I'll leave the others to give you some sympathy and hugs.

I shall get straight to the point, you are killing yourself. You might not have actually died this time, but one time you will or at the very least you are knocking chunks off the years you have left to live and the quality of life.

You are going to have to find a way to stop this, and only you can do this. I don't care if I become a pariah for saying it and not being fluffy, you know what awaits you if you don't stop.

Hi l am glad u are alife, how old are u , l hope u have learnt your lesson now, and get help to stop, did u use to drink alone, or.

We all know what's coming it's not rocket science. Harsh words, soft words, none of it makes a difference. But harsh words and no patience don't really go to help anyway but add to the immense heart ache and mental anguish we are already under.

Did you read the bit about I don't mind being a pariah. You give the hugs and sympathy, I'll give the shock message that may send Missy in the right direction before it is too late.

I've seen my best mate's wife die through alcoholism and then a paracetamol overdose and she was an ICU nurse. It isn't nice and it certainly isn't nice going to hear what the coroner has to say.

I must confess to having mixed emotions also. I am happy that you pulled through, but you must realise that you can not do it again. One drink is too many for you.

We don't get too many second chances in life, and I shudder to think of the cost of your treatments. For every life saved there are others not so fortunate.

Be strong Missy. The power is in your hands. 

Missy, will you copy and paste your post onto a card or something and keep it with you at all times so if you are tempted to drink you can read it and remind yourself what happened this time - because you probably won't get away with it again. Hope you can really move forward this time. Are you getting any follow up from the hospital?

Did me good to read this. You are right, a short sharp shock has done me good. Thought I'd get a bottle of wine for tonight. Now know I'd be saying the same tomorrow and Saturday !. Thanks

 

Good to have you back with us misssy. 

Glad you are ok Missy. Also glad that you were treated well, because that often isn't the case when the issue is alcohol-related.

So, So true!   Thank you.

I appreciate honesty smile.

The cost?  I don't care...I have paid in for over 32 years....I am 52 and have been working since I was 16.

Whatever it takes to save MY life.  And...your right I saw someone die this week....sooooo.....that also added to my resolve to quit!

52, its not about a lesson.

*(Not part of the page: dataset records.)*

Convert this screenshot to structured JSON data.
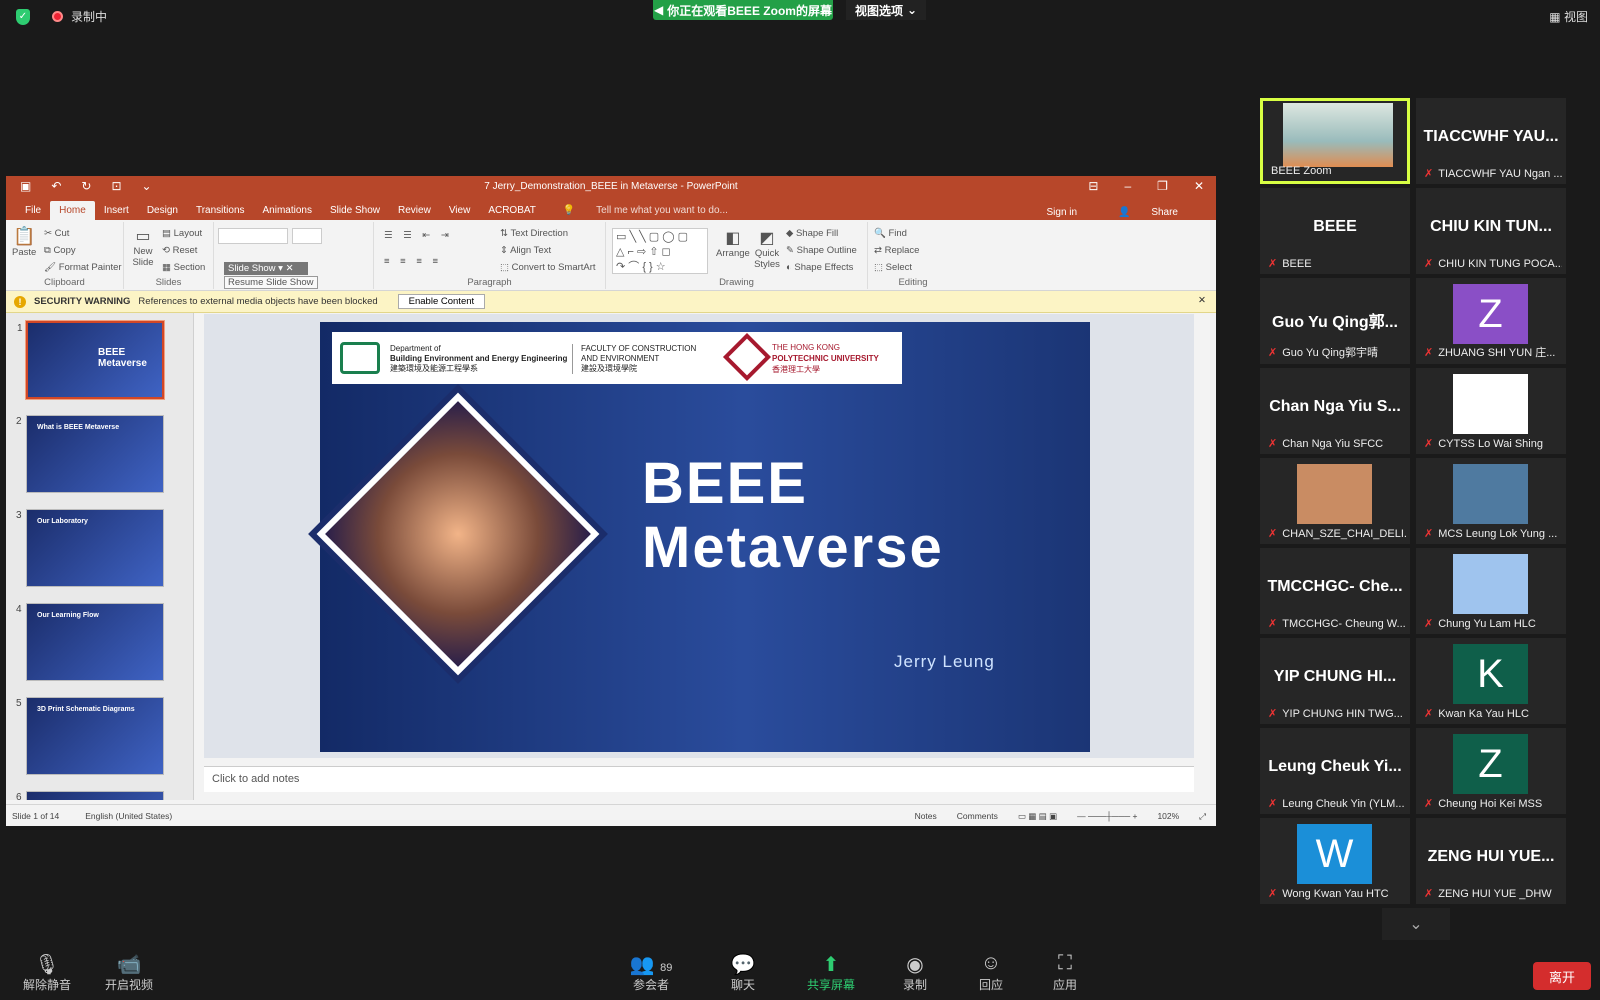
{
  "top": {
    "recording": "录制中",
    "banner": "你正在观看BEEE Zoom的屏幕",
    "view_options": "视图选项",
    "view": "视图"
  },
  "ppt": {
    "title": "7 Jerry_Demonstration_BEEE in Metaverse - PowerPoint",
    "tabs": [
      "File",
      "Home",
      "Insert",
      "Design",
      "Transitions",
      "Animations",
      "Slide Show",
      "Review",
      "View",
      "ACROBAT"
    ],
    "tell": "Tell me what you want to do...",
    "sign_in": "Sign in",
    "share": "Share",
    "ribbon": {
      "paste": "Paste",
      "cut": "Cut",
      "copy": "Copy",
      "format_painter": "Format Painter",
      "clipboard": "Clipboard",
      "new_slide": "New Slide",
      "layout": "Layout",
      "reset": "Reset",
      "section": "Section",
      "slides": "Slides",
      "slide_show": "Slide Show",
      "resume": "Resume Slide Show",
      "text_direction": "Text Direction",
      "align_text": "Align Text",
      "convert": "Convert to SmartArt",
      "paragraph": "Paragraph",
      "arrange": "Arrange",
      "quick_styles": "Quick Styles",
      "shape_fill": "Shape Fill",
      "shape_outline": "Shape Outline",
      "shape_effects": "Shape Effects",
      "drawing": "Drawing",
      "find": "Find",
      "replace": "Replace",
      "select": "Select",
      "editing": "Editing"
    },
    "security": {
      "label": "SECURITY WARNING",
      "message": "References to external media objects have been blocked",
      "button": "Enable Content"
    },
    "thumbs": [
      {
        "n": "1",
        "title": "BEEE Metaverse"
      },
      {
        "n": "2",
        "title": "What is BEEE Metaverse"
      },
      {
        "n": "3",
        "title": "Our Laboratory"
      },
      {
        "n": "4",
        "title": "Our Learning Flow"
      },
      {
        "n": "5",
        "title": "3D Print Schematic Diagrams"
      },
      {
        "n": "6",
        "title": ""
      }
    ],
    "slide": {
      "dept_line1": "Department of",
      "dept_line2": "Building Environment and Energy Engineering",
      "dept_cn": "建築環境及能源工程學系",
      "faculty_line1": "FACULTY OF CONSTRUCTION",
      "faculty_line2": "AND ENVIRONMENT",
      "faculty_cn": "建設及環境學院",
      "univ_small": "THE HONG KONG",
      "univ": "POLYTECHNIC UNIVERSITY",
      "univ_cn": "香港理工大學",
      "title1": "BEEE",
      "title2": "Metaverse",
      "author": "Jerry Leung"
    },
    "notes": "Click to add notes",
    "status": {
      "slide": "Slide 1 of 14",
      "lang": "English (United States)",
      "notes": "Notes",
      "comments": "Comments",
      "zoom": "102%"
    }
  },
  "gallery": [
    {
      "name": "",
      "label": "BEEE Zoom",
      "active": true,
      "muted": false
    },
    {
      "name": "TIACCWHF YAU...",
      "label": "TIACCWHF YAU Ngan ..."
    },
    {
      "name": "BEEE",
      "label": "BEEE"
    },
    {
      "name": "CHIU KIN TUN...",
      "label": "CHIU KIN TUNG POCA..."
    },
    {
      "name": "Guo Yu Qing郭...",
      "label": "Guo Yu Qing郭宇晴"
    },
    {
      "name": "",
      "avatar": "Z",
      "avatar_color": "#8a4fc6",
      "label": "ZHUANG SHI YUN 庄..."
    },
    {
      "name": "Chan Nga Yiu S...",
      "label": "Chan Nga Yiu SFCC"
    },
    {
      "name": "",
      "avatar": "",
      "avatar_color": "#ffffff",
      "label": "CYTSS Lo Wai Shing"
    },
    {
      "name": "",
      "avatar": "",
      "avatar_color": "#c98c63",
      "label": "CHAN_SZE_CHAI_DELI..."
    },
    {
      "name": "",
      "avatar": "",
      "avatar_color": "#4f7aa0",
      "label": "MCS Leung Lok Yung ..."
    },
    {
      "name": "TMCCHGC- Che...",
      "label": "TMCCHGC- Cheung W..."
    },
    {
      "name": "",
      "avatar": "",
      "avatar_color": "#9fc4ee",
      "label": "Chung Yu Lam HLC"
    },
    {
      "name": "YIP CHUNG HI...",
      "label": "YIP CHUNG HIN TWG..."
    },
    {
      "name": "",
      "avatar": "K",
      "avatar_color": "#0f5f4a",
      "label": "Kwan Ka Yau HLC"
    },
    {
      "name": "Leung Cheuk Yi...",
      "label": "Leung Cheuk Yin (YLM..."
    },
    {
      "name": "",
      "avatar": "Z",
      "avatar_color": "#0f5f4a",
      "label": "Cheung Hoi Kei MSS"
    },
    {
      "name": "",
      "avatar": "W",
      "avatar_color": "#1b8fd8",
      "label": "Wong Kwan Yau HTC"
    },
    {
      "name": "ZENG HUI YUE...",
      "label": "ZENG HUI YUE _DHW"
    }
  ],
  "bottom": {
    "unmute": "解除静音",
    "video": "开启视频",
    "participants": "参会者",
    "count": "89",
    "chat": "聊天",
    "share": "共享屏幕",
    "record": "录制",
    "reactions": "回应",
    "apps": "应用",
    "leave": "离开"
  }
}
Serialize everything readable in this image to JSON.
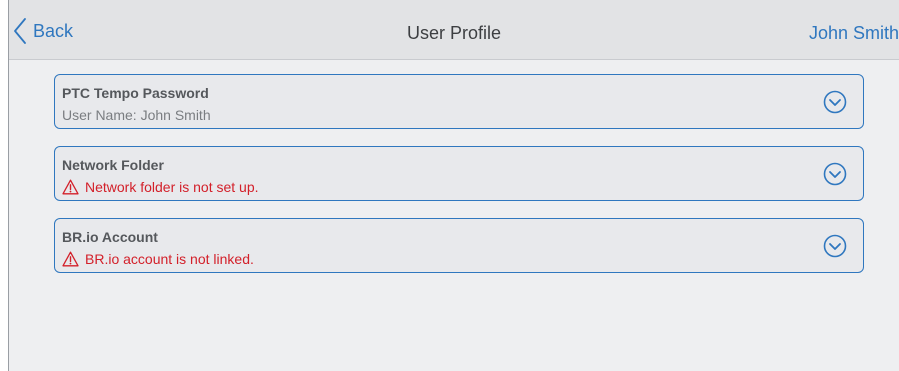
{
  "navbar": {
    "back_label": "Back",
    "title": "User Profile",
    "user_name": "John Smith"
  },
  "cards": [
    {
      "title": "PTC Tempo Password",
      "subtitle": "User Name: John Smith",
      "status": "info",
      "icon": "chevron-down-circle-icon"
    },
    {
      "title": "Network Folder",
      "subtitle": "Network folder is not set up.",
      "status": "warning",
      "icon": "chevron-down-circle-icon"
    },
    {
      "title": "BR.io Account",
      "subtitle": "BR.io account is not linked.",
      "status": "warning",
      "icon": "chevron-down-circle-icon"
    }
  ],
  "colors": {
    "accent": "#2f77bf",
    "error": "#d3202a",
    "background": "#eeeff1",
    "navbar": "#e2e3e5"
  }
}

Its about accepting my life as it is and not trying to "hide" with alcohol.  I've always had the help available and always used it....But, when your majorily depressed and a changed person and an alcoholic and suicidal....um....lessons can't be learnt.

What I did learn is I want to live and learn how to accept the new me.

Surprisingly I am getting follow up from the hospital.

They were amazing. I actually have an apt. today.  And I think your right.  I won't "get away" with it again....I was told that already by them sad.

 

Thank you Vicky smile...I missed you guys...the soft and hard smile  or not "hard" but just honest or straightforward...missed all of it.

So true Paul.   And TY.  But what i did notice is that there has been a shift...it is the people addicted to drugs they treat like crap now.  So Sad

lol emma...its ok....everyone is entititled if I couldn't handle it...I wouldn't post.  But, thank you

I can't remember ADEfree...but I think it was only like 2 weeks.